Comparisons of magenta on Firefox, they range slightly differently

What's more interesting is that when I run a colour picker/eye dropper over the image above, nowhere does it report the magenta values as I entered them - but there, I believe, the colour profile of the screen is coming into play.

In practice

What does this mean? Well, if you happen to be looking for a specific colour value and you're working with indexed bitmap and you support Firefox (which, not sure why you wouldn't), then you need to be wary that the colour isn't going to render perfectly (yes, this is also a convoluted bug report).

If you, like me, needed to be exact about the palette, you could detect the bitmap and manually parse the byte data. The bitmap format is not too complicated (compared to today's modern formats), and you'll find the the correct colour in the palette index. You could, if you were really determined, then generate a simple PNG from the raw bitmap data (I'm sure it's possible, I'd personally be looking for libraries to do the work for me though).
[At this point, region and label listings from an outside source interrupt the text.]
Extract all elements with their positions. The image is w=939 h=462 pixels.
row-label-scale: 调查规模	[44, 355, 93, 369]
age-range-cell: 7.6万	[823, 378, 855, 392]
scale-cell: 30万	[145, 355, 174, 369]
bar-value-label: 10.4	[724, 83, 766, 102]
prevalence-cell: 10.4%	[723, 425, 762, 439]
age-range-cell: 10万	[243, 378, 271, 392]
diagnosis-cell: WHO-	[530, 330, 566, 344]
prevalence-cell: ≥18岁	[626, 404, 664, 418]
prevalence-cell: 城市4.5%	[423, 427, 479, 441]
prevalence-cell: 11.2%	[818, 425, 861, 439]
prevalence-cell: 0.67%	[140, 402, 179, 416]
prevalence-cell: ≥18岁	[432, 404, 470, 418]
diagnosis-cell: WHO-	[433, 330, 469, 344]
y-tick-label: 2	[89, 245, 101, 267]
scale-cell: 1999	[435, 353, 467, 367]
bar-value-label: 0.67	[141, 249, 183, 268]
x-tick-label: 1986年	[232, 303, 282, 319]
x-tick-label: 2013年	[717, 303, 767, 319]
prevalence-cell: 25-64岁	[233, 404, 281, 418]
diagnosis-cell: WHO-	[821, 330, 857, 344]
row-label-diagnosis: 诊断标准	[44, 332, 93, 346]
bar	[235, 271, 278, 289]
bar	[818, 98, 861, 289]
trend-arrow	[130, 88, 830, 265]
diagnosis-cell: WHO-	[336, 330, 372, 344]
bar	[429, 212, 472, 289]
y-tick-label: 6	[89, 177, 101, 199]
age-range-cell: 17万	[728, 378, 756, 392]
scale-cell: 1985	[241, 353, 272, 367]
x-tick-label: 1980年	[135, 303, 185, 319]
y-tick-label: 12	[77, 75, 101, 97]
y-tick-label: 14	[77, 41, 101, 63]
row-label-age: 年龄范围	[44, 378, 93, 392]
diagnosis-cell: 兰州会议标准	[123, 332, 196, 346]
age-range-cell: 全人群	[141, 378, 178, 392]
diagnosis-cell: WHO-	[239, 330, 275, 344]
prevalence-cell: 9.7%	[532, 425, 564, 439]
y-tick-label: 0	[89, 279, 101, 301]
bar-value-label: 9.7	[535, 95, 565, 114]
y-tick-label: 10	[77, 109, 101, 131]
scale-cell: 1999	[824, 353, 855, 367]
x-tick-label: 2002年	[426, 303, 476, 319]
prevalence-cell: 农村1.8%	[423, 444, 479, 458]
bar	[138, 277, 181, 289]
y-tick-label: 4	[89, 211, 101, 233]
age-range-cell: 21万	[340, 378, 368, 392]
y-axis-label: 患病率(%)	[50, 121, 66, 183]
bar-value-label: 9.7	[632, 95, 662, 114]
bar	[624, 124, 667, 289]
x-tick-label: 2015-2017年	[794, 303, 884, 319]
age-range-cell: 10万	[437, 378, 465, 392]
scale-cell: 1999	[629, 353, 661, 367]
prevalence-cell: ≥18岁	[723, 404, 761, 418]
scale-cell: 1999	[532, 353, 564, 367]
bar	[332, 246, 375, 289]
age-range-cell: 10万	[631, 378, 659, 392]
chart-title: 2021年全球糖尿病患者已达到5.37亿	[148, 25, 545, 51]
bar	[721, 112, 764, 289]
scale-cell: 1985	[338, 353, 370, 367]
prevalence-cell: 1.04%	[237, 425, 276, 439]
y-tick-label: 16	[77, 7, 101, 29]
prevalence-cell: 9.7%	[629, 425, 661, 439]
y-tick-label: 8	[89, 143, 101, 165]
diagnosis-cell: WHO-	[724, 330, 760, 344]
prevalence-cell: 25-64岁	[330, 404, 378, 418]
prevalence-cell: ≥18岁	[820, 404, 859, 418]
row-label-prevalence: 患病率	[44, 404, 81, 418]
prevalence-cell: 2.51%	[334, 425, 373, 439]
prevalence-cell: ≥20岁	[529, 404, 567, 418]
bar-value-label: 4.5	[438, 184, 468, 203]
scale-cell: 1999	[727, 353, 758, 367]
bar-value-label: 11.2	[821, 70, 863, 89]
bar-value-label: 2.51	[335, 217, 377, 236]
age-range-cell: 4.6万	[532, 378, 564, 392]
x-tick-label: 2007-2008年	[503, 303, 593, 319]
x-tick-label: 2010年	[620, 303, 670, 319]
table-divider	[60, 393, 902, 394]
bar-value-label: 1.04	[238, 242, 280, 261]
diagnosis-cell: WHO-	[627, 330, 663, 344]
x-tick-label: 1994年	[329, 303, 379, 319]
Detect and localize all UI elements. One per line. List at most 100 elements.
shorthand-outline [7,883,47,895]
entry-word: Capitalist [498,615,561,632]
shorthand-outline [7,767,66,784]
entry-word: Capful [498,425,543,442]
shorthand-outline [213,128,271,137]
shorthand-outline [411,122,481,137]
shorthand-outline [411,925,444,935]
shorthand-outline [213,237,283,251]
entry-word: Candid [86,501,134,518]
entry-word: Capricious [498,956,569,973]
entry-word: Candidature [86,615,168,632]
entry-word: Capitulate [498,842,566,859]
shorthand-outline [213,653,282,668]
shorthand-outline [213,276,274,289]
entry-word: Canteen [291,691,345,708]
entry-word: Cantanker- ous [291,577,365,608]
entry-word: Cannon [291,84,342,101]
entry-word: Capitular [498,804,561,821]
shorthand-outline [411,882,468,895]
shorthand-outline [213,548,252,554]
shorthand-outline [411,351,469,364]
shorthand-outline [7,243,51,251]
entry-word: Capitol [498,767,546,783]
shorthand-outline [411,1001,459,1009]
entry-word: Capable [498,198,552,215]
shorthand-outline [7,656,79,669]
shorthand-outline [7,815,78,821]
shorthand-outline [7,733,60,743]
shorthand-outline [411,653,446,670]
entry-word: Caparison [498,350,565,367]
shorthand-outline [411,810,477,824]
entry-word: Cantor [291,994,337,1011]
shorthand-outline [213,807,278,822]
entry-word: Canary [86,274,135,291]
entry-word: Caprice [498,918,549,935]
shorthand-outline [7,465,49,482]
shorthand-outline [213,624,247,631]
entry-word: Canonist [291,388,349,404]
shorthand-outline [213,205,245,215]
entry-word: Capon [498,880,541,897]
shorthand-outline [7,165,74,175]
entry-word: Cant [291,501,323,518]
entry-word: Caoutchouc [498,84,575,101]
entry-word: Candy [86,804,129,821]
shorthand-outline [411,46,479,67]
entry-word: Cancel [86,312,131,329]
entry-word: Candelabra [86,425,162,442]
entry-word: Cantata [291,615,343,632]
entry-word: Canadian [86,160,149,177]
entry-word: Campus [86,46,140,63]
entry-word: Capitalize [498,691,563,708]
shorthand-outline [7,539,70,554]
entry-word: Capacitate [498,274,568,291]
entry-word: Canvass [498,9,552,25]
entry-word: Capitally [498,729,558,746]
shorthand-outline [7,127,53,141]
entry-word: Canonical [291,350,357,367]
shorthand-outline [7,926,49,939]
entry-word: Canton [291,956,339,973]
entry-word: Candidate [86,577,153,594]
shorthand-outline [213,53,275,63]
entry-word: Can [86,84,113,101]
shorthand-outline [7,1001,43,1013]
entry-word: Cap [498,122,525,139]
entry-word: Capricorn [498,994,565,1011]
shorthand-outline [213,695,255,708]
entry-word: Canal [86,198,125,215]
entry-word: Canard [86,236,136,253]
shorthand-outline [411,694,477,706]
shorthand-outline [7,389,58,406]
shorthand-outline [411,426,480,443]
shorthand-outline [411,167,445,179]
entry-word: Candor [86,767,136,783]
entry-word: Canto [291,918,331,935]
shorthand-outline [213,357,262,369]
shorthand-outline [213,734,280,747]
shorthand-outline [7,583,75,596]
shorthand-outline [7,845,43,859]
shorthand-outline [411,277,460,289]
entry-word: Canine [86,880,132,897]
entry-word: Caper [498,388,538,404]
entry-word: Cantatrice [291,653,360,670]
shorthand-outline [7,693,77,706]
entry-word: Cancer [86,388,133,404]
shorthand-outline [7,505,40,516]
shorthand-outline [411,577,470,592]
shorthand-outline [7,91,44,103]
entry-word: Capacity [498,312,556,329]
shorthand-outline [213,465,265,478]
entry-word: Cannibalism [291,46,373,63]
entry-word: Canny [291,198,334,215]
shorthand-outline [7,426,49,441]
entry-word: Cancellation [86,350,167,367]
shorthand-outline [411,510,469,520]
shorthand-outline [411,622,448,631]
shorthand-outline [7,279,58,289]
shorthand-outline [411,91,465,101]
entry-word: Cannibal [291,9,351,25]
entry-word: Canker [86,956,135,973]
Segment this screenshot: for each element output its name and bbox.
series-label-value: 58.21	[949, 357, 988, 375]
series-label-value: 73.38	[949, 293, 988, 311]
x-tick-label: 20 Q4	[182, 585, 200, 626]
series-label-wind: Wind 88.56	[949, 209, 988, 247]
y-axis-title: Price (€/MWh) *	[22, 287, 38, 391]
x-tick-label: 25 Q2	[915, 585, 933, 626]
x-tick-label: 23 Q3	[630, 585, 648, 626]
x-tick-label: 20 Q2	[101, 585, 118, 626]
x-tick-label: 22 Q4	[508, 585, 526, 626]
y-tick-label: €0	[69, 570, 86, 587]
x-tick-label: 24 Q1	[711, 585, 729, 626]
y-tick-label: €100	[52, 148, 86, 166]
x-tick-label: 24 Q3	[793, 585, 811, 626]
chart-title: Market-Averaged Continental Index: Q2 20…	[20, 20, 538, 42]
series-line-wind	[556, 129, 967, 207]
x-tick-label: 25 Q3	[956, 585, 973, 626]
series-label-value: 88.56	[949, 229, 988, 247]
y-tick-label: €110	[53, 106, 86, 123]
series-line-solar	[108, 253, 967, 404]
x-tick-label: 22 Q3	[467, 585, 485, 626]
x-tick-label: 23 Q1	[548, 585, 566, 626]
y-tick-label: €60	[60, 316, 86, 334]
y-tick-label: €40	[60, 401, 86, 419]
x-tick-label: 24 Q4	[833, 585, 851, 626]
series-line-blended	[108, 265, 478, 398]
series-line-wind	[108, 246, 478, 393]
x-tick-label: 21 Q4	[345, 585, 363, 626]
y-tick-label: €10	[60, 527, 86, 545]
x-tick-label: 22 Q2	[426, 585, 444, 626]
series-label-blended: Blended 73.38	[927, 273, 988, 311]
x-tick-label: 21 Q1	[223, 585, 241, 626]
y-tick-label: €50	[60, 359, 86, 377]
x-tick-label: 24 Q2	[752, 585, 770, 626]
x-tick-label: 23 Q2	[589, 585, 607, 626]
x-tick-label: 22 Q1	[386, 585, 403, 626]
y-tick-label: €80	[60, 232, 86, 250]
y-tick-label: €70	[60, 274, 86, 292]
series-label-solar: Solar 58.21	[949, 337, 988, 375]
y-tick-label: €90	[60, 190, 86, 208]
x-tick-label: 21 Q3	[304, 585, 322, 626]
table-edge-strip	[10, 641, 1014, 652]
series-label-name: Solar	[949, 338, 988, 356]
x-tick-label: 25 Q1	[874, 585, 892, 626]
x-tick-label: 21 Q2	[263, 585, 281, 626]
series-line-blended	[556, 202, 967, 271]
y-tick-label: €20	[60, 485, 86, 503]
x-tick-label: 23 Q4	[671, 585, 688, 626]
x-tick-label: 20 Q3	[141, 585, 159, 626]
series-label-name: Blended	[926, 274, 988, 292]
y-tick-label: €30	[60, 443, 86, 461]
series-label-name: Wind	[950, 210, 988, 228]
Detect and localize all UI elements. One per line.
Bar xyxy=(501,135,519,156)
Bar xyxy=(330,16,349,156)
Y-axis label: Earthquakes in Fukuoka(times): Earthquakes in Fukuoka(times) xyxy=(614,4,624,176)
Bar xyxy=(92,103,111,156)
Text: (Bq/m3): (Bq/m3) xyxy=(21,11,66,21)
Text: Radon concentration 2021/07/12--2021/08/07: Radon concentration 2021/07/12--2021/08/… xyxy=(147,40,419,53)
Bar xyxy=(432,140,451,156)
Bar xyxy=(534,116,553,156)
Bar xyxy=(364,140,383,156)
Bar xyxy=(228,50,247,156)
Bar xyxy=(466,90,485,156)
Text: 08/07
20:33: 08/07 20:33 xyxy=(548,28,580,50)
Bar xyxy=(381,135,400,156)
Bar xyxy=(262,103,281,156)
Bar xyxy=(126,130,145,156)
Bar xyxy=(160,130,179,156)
Ultimately though, colour is a weird thing. My son asks me who decided magenta was called magenta, and surely there's no universal source of truth on the matter. Monitor colour profiles affect how pixels are painted on the screen and external light affects how the magenta light his our eyes.

And then I'm left with the question: if it's dark, and I can't see light, is magenta still magenta, if there's no light to reflect the colour? What is even colour?